Dearness allowance and dearness relief are provided to employees and pensioners to neutralise the impact of inflation on their earnings. The labour unions, however, are not happy with the proposed hike saying it would not be able to offset the real impact of price rise.
"The dearness allowance as per the agreed formula by the Centre works out to be 2 per cent which would be effected from January 1, 2017," Confederation of Central Government Employees' president K K N Kutty told PTI.
However, Kutty expressed dissatisfaction over such a "meagre" hike saying that the consumer price index for industrial workers (CPI-IW) which is an agreed benchmark for increasing dearness allowance is far from reality.

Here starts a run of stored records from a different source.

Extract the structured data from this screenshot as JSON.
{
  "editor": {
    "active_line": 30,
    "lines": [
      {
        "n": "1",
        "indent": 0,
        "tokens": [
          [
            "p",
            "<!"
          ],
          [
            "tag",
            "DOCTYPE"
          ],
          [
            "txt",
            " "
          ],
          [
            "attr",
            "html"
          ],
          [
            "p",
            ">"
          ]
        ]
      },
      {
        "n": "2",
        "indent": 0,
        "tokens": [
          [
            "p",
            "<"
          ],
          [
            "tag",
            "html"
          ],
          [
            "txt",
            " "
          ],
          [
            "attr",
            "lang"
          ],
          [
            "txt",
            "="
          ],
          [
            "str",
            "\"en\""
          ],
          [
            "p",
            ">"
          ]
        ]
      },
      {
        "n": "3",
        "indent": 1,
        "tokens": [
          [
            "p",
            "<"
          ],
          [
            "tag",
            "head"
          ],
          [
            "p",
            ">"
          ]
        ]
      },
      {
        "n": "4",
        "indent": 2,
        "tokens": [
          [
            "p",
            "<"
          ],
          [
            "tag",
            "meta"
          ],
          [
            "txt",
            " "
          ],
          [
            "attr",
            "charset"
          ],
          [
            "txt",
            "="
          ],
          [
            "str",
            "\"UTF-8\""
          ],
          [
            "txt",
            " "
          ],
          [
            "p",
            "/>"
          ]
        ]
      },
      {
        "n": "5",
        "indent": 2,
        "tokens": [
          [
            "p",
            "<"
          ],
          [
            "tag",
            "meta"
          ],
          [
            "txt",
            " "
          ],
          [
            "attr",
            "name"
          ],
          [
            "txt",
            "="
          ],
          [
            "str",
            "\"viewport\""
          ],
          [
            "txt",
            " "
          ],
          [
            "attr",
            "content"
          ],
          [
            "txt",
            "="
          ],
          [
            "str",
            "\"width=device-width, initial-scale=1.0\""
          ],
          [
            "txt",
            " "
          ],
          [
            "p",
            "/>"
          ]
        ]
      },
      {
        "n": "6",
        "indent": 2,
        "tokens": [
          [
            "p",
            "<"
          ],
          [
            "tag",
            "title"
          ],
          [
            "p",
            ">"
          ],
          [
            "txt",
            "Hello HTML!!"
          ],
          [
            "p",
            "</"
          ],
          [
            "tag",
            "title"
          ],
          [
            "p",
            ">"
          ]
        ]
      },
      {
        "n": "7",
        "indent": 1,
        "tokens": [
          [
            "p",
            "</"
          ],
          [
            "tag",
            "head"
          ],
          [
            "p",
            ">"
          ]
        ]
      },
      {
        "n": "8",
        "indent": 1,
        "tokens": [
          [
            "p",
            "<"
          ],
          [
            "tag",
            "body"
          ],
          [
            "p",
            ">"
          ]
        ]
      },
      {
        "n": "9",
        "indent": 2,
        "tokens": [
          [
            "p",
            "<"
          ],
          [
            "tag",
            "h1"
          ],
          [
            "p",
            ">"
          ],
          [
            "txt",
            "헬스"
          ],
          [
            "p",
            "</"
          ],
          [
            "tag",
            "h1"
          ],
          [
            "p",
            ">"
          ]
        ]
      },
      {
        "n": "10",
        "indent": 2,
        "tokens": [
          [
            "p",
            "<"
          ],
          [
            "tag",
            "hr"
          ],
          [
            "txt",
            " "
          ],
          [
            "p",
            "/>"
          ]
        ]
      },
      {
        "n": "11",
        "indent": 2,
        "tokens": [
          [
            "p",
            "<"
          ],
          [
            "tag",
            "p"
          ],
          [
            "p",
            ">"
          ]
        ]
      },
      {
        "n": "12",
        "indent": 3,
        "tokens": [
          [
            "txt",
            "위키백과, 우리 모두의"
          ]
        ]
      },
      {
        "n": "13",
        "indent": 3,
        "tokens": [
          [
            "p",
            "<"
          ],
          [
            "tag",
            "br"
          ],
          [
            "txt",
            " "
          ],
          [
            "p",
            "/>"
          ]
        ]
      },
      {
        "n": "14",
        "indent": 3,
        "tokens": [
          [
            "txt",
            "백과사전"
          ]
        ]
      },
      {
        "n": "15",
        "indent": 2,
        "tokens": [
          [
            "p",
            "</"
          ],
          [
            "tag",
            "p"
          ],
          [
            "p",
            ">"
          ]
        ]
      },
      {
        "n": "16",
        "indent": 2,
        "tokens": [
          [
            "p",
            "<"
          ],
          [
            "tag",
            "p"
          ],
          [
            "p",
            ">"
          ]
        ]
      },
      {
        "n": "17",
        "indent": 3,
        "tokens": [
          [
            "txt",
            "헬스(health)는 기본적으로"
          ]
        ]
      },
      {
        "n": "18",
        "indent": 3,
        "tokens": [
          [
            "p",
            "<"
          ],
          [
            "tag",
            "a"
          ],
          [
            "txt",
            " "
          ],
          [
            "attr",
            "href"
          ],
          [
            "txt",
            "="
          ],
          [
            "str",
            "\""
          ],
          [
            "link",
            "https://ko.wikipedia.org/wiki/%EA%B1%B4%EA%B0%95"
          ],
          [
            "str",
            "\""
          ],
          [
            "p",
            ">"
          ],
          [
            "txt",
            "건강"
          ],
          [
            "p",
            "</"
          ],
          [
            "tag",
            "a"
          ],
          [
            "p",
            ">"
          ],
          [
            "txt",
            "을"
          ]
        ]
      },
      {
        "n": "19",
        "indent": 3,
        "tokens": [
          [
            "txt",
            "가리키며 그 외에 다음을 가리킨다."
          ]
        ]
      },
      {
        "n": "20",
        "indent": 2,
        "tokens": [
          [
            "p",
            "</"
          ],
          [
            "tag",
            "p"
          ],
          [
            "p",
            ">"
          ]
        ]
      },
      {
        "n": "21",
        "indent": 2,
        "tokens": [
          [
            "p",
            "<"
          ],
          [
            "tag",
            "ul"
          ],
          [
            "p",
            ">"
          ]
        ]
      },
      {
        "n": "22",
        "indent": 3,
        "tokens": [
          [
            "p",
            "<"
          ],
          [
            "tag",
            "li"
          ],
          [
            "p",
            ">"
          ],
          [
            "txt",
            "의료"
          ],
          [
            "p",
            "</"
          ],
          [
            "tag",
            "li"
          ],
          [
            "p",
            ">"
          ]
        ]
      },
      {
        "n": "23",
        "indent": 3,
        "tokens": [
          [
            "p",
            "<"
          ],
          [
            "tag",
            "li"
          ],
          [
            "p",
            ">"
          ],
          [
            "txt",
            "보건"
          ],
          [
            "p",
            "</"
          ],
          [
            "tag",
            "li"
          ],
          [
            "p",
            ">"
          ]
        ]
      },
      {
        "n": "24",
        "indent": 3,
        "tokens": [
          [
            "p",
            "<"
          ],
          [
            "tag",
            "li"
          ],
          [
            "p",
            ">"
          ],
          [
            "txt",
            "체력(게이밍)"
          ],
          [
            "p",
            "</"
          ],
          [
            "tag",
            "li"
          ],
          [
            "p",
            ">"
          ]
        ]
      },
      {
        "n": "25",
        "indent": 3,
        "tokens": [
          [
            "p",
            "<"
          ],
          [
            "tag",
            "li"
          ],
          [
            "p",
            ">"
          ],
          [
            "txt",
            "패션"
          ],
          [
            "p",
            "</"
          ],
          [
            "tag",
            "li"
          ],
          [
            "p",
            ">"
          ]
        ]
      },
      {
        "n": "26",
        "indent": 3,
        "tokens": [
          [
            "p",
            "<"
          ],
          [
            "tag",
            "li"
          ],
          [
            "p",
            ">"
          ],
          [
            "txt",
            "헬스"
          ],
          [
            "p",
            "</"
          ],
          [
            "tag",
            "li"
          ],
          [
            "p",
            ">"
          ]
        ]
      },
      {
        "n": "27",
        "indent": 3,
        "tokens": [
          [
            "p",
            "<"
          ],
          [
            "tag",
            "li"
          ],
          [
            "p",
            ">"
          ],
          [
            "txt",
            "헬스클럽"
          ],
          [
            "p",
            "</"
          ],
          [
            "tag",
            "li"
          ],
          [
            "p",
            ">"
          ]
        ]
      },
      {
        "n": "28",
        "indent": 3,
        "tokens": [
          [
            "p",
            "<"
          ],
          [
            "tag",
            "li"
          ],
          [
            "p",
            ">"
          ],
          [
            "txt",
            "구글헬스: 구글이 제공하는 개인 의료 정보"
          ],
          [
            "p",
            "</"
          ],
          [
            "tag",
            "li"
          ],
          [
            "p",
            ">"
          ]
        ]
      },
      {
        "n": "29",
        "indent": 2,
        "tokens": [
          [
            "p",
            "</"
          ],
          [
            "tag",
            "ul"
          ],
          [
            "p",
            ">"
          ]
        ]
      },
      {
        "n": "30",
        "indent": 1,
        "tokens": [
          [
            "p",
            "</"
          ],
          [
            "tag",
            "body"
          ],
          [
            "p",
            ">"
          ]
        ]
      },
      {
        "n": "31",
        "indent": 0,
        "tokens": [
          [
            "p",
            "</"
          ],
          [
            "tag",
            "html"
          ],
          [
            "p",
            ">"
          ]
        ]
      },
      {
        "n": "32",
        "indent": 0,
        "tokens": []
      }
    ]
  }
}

He said that there is difference between the quantum of price rise of commodities ascertained by the labour bureau and the ministry of agriculture.
CPI-IW is an imaginary number due to poor quality of data collection by labour bureau and it is far from reality, he claimed.
The average CPI-IW to be taken into account for raising DA is 4.95 per cent from January 1 to December 31, 2017. Since the government has already hiked the dearness allowance by 2 per cent in October last year from July 1, 2016, it will now raise it further by 2 per cent.
As per an agreed upon formula, the Centre hikes the allowance taking 12-month average of retail inflation. The government does not consider the price rise rate beyond a decimal point for deciding the rate of the dearness allowance.
Therefore, despite the fact that the hike works out to be 2.95 per cent, the government will ignore the rate of price rise beyond decimal point and increase the DA by 2 per cent.
The dearness allowance is paid as proportion of the basic pay of the central government employees.